Toujours à bord du vaisseau பாத்39선박 affrété par l’UIG.

Brixtral se réveilla en sueur et en sursaut. Heureux de voir qu’il était entier et pas transformé en soleil, il se secoua pour retrouver ses esprits. Tous ces rêves commençaient à l’inquiéter. Ceux-ci avaient débuté quand ils étaient arrivés dans le système de சூன். À croire que cette banale étoile ou ses planètes émettaient un rayonnement maléfique affectant ses fonctions cérébrales. Il faudrait sans doute qu’à l’occasion, il en touche deux mots au soignant du bord, une Chtchinion pas très avenante de réputation.

Il rejoignit les autres pour le premier repas du jour. Même pour lui qui avait été éduqué dans le respect des différences entre espèces, il était toujours étonnant de manger à côté d’un Fluuusio dont les racines trempaient dans une solution d’une couleur oscillant entre le vert et le rouge et en face de deux Chtchinions qui semblaient utiliser plusieurs dizaines de pattes pour amener des boulettes indéfinissables à leur « gueule ». Les Oosats, autant qu’il se souvienne, ne se nourrissaient pas et les Abloniens ne se restauraient qu’en toute intimité.

Il veillait, quant à lui, à ne pas ouvrir en grand sa bouche et à ne pas trop dénuder les trois rangées de dents aiguisées qui la tapissaient en dévorant les petites sortes de chenilles dont lui et ses congénères étaient friands. Son repas ingéré, il fit aussi attention à ne pas effectuer le rot traditionnel, sachant que les autres Intels n’appréciaient pas spécialement cette démonstration de satisfaction. Il éructerait seul, une fois retourné dans sa cambuse, voilà tout.

En chemin vers son logement, il s’aperçut qu’il allait passer à proximité du local de soins. La porte était entrouverte et ne percevait aucun bruit. Il toqua timidement en glissant une main dans l’entrebâillement.

— Oui ? lui répondit la soignante, a priori peu aimable, qu’il avait croisée quelques fois au moment des repas.

Sa voix, cette fois-ci, semblait plutôt sympathique.

— Auriez-vous quelques instants à me consacrer ?

Elle ouvrit en grand son cabinet et l’invita à entrer.

— Bien sûr, Brixtral, je suis là pour ça. Qu’est-ce qui vous amène, lui demanda-t-elle en lui désignant un siège spécifique pour son espèce.

— Comment dois-je vous appeler tout d’abord ?

— Chtchinialima ou soignante, comme vous préférez. Brixtral, ça vous va ?

— Oui, c’est parfait, j’avais peur que vous ne m’appeliez « Secrétaire »

— Secrétaire ? Mais pourquoi donc ?

Elle ne savait pas qui il était et c’était très bien comme cela.

— Laissez tomber, ce n’est pas grave, je suis Brixtral pour vous et cela me convient parfaitement comme cela.
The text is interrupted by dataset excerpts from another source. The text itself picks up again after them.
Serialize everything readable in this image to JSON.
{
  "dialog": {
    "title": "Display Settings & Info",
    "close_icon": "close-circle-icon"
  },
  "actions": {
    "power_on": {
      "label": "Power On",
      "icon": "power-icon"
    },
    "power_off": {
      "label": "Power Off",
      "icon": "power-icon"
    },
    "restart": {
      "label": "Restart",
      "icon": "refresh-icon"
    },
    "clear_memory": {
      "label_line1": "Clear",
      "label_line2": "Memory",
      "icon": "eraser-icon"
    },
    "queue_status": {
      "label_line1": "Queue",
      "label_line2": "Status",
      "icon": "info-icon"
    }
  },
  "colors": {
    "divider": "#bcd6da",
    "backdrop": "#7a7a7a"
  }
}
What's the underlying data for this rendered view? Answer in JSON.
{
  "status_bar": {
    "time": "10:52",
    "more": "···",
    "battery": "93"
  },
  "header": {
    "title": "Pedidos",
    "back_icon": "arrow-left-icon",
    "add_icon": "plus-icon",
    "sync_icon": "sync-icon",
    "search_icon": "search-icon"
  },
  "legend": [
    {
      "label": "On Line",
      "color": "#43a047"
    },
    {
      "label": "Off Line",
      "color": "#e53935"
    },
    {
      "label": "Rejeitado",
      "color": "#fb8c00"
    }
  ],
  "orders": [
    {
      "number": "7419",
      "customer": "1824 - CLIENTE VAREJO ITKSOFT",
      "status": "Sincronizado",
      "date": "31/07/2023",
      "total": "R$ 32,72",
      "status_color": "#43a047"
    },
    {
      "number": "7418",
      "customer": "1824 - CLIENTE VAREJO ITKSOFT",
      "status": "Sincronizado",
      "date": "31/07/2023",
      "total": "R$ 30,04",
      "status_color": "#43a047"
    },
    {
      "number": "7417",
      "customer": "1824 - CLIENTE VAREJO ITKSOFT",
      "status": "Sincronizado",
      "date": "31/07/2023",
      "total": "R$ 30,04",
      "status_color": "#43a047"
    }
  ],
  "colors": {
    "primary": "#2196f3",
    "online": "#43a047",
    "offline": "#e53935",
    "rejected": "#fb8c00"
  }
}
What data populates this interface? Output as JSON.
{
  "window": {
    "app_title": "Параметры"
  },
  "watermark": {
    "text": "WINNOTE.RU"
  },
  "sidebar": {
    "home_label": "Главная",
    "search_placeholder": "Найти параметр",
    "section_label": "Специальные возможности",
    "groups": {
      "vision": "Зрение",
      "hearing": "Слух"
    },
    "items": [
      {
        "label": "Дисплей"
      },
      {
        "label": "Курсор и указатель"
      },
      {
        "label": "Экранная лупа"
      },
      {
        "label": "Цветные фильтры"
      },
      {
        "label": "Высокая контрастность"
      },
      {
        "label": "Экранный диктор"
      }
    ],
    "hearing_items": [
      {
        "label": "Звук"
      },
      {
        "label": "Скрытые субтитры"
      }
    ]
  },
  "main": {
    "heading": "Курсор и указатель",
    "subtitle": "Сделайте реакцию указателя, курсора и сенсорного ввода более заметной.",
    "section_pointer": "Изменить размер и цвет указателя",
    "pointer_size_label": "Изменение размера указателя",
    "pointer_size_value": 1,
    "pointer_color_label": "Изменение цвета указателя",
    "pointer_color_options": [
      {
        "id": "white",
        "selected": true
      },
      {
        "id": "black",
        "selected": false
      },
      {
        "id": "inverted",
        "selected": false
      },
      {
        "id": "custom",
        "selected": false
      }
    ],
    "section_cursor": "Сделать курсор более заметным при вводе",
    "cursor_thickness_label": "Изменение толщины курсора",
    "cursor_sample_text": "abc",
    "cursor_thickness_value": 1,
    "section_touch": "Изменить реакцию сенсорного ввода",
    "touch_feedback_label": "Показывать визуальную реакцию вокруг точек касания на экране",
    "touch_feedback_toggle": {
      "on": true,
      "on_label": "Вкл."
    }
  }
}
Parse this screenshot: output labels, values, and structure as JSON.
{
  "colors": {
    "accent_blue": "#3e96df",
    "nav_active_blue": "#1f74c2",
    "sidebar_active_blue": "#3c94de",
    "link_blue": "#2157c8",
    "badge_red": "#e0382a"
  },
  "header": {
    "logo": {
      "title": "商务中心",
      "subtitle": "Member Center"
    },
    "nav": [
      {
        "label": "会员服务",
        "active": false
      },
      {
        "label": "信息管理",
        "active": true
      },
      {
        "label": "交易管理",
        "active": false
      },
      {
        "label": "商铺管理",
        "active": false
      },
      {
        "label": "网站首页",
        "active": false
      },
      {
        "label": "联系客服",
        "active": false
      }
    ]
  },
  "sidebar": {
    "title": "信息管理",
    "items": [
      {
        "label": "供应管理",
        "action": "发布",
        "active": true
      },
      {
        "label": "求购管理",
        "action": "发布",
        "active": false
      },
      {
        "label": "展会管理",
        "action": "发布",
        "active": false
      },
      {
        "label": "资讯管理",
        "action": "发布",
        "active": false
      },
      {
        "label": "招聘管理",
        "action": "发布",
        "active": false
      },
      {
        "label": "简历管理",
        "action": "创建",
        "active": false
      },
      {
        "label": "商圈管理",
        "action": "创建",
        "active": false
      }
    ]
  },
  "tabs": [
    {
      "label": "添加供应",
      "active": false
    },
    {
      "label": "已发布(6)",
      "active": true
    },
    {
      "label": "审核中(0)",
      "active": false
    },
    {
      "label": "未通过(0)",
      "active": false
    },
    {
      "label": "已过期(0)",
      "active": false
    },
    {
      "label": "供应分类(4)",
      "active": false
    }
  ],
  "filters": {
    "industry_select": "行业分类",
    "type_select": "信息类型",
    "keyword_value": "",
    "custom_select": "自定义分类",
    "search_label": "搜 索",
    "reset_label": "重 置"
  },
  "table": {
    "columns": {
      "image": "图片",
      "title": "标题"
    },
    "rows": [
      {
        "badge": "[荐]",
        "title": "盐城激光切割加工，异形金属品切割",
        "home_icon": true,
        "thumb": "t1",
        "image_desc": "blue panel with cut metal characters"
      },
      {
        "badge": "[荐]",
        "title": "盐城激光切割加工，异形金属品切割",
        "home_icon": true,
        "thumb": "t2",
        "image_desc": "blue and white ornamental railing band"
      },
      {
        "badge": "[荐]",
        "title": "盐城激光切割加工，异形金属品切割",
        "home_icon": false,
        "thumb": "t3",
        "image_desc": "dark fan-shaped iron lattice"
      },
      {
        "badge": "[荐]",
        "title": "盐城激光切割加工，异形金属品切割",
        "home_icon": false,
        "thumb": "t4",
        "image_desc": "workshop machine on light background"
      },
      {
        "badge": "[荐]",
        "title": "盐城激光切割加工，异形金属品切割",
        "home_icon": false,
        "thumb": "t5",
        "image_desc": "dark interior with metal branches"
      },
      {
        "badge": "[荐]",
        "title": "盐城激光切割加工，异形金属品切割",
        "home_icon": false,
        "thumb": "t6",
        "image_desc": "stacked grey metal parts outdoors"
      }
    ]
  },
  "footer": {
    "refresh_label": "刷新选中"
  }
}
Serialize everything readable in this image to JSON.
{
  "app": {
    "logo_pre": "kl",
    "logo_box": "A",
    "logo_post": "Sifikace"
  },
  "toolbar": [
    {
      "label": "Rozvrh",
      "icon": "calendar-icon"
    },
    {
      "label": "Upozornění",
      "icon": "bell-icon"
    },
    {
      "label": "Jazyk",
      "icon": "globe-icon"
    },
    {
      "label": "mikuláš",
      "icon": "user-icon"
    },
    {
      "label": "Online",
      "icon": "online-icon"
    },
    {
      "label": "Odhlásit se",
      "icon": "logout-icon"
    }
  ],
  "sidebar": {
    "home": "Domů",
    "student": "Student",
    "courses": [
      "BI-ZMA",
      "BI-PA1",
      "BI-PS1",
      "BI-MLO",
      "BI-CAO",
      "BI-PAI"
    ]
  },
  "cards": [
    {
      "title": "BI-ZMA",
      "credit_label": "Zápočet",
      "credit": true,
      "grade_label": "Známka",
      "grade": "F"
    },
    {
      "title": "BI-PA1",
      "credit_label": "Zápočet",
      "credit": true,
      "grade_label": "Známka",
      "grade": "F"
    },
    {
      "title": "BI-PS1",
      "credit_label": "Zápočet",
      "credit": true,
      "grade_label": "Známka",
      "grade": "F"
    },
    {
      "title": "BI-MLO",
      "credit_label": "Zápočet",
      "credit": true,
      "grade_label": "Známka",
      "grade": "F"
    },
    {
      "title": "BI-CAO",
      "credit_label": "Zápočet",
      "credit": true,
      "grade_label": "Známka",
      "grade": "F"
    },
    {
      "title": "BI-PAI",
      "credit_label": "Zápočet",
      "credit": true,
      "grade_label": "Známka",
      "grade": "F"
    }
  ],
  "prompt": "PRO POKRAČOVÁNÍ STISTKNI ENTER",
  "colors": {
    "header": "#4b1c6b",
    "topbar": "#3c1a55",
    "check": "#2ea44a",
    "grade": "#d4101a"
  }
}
— Bien, l’étape des présentations étant soldée, quel courant vous amène jusqu’à moi ?

Brixtral hésita un instant : faisait-il bien de lui raconter ses rêves ? Est-ce qu’il n’allait pas être pris pour un « déviant » quelconque, un malade ? Il se souvenait du sort de ceux qui n’étaient pas considérés comme fonctionnels » au sein de l’UIG… Etant là, autant se lancer, et puis, s’il se souvenait bien de ses cours, les soignants avaient tous un devoir de réserve et de confidentialité. Tout ce qu’il pourrait être amené à lui dire ne sortirait pas de cette pièce.

Comme si elle avait entendu ses pensées, elle ferma la porte, créant une sorte de bulle dans laquelle Brixtral se sentit tout de suite plus en sécurité.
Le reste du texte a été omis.